1. Stop judging men, and stop judging you
Judgment always creates separation. I used to think basically there were two kinds of men: the men I agreed with, and the men I disagreed with. That’s how I knew which side of the room I was supposed to stand on. If I agreed with someone that meant he was my friend, but then if I didn’t disagree with him, what was the point of the conversation? Most of the conversations I had growing up were all about trying to prove who was right and who was wrong to get them to see my side of things.
If you’d like to have a truly phenomenal relationship with men, it can’t be about getting them to see your side of things. If you get out of the need to be agreed with or fight against being disagreed with, it can open up the possibility of changing the relationship.

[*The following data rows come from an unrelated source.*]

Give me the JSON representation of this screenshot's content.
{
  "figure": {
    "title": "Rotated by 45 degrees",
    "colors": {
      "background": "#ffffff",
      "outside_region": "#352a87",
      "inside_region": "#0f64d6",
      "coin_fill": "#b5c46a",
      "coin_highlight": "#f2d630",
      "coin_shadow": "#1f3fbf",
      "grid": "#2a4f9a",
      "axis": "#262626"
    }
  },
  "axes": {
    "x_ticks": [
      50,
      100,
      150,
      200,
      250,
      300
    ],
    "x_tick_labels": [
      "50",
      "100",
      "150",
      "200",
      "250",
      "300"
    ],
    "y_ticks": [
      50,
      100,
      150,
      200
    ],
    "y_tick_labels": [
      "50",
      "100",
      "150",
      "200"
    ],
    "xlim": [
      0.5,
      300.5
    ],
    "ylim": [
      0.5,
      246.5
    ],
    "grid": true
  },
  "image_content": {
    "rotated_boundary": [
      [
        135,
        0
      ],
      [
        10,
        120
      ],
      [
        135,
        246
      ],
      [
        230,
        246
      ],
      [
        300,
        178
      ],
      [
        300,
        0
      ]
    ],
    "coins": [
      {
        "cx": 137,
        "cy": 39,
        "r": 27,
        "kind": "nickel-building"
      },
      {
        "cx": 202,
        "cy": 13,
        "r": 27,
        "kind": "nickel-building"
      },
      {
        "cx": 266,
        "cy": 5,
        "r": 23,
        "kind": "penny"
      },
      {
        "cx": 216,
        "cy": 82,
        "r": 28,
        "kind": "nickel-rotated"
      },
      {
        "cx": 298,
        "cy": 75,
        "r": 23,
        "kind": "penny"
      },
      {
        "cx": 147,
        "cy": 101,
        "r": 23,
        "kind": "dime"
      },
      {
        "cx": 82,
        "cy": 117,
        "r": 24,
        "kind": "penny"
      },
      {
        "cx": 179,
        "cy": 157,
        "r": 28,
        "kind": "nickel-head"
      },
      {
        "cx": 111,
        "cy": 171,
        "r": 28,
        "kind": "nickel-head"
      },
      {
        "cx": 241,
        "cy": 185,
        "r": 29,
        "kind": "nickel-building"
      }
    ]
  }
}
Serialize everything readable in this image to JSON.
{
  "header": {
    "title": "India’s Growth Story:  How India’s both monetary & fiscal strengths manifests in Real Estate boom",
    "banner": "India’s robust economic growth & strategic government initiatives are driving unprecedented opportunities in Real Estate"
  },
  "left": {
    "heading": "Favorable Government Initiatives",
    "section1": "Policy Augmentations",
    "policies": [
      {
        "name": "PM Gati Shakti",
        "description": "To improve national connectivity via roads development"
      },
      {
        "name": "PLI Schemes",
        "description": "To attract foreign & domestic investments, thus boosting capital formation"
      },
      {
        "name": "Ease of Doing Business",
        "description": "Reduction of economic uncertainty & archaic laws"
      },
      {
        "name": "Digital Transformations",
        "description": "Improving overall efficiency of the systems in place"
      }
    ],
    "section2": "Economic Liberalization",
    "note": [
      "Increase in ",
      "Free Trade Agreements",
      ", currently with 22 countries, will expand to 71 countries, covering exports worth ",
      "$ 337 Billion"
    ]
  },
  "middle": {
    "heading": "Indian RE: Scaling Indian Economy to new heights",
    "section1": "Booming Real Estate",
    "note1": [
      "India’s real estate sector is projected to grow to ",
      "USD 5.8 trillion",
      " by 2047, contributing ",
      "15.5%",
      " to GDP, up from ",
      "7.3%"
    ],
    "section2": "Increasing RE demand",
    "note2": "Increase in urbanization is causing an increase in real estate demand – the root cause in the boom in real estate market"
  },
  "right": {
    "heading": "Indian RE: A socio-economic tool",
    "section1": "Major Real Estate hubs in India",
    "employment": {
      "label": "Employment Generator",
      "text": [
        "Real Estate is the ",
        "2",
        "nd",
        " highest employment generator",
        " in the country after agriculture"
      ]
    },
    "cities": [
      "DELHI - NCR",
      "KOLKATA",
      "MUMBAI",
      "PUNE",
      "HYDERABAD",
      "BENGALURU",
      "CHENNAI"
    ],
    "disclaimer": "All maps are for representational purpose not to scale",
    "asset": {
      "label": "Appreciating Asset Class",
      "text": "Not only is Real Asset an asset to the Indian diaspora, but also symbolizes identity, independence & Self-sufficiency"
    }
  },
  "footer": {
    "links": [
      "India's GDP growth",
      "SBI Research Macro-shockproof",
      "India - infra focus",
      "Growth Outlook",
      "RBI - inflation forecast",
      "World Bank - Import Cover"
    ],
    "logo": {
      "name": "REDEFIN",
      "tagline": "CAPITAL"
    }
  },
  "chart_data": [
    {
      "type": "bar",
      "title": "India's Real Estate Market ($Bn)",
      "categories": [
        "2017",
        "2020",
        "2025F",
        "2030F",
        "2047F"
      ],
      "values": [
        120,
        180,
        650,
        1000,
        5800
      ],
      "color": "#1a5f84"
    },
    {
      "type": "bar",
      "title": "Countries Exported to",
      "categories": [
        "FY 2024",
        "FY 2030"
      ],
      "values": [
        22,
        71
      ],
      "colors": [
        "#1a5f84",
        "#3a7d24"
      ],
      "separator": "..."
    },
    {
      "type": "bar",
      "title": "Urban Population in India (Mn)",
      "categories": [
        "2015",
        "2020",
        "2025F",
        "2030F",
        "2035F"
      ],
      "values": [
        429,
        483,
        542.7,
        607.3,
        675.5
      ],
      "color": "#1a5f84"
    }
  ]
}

Next time you find yourself in one of those conversations that looks like it’s going to turn into a debate, every time that macho thing kicks in where you have a point of view you have to prove, stop and say to yourself, “Interesting point of view, I have this point of view” and instead of arguing or proving your point of view, listen to their’s and ask them more questions about it.
“Interesting point of view” is a great way to get you out of the polarity of right and wrong and into allowance, which is the second step.
2. Have allowance of men (yourself included!)
Allowance is not agreeing with everything men say or do, or disagreeing with it. It’s being willing to receive what they are saying and being without having to agree or fight against it. With allowance you can have relationships where people trust you because they know you are someone who will listen to them without judging them. It’s a lot more creative and generative, because after you listen to someone without judging them and you hear what they have to say, suddenly you have a friend who can have your back, because he knows you aren’t going to pull the rug out from under him.
3. See the beauty in other men
In this reality, we are taught that if we see the beauty in another man that means that we are gay, and then we think that’s wrong or right, and that we have to do something with it. That point of view creates a lot of really weird separation between us. Seeing the beauty in other men doesn’t have to mean we are gay or that we have to do anything. It can just be: “Wow that guy is beautiful, I’m so grateful he’s in my life.” When you can enjoy being with beautiful men without judging yourself, that’s the first step to actually having a nurturing friendship.
A great by-product of being willing to see the beauty in men and to have gratitude for them is that you cannot judge what you are grateful for. With gratitude, judgment cannot exist, and allowance can. How does it get any better than that?
So if you stopped judging men, started allowing their point of view, and chose to be grateful for their presence, I wonder what else could be possible in your friendships?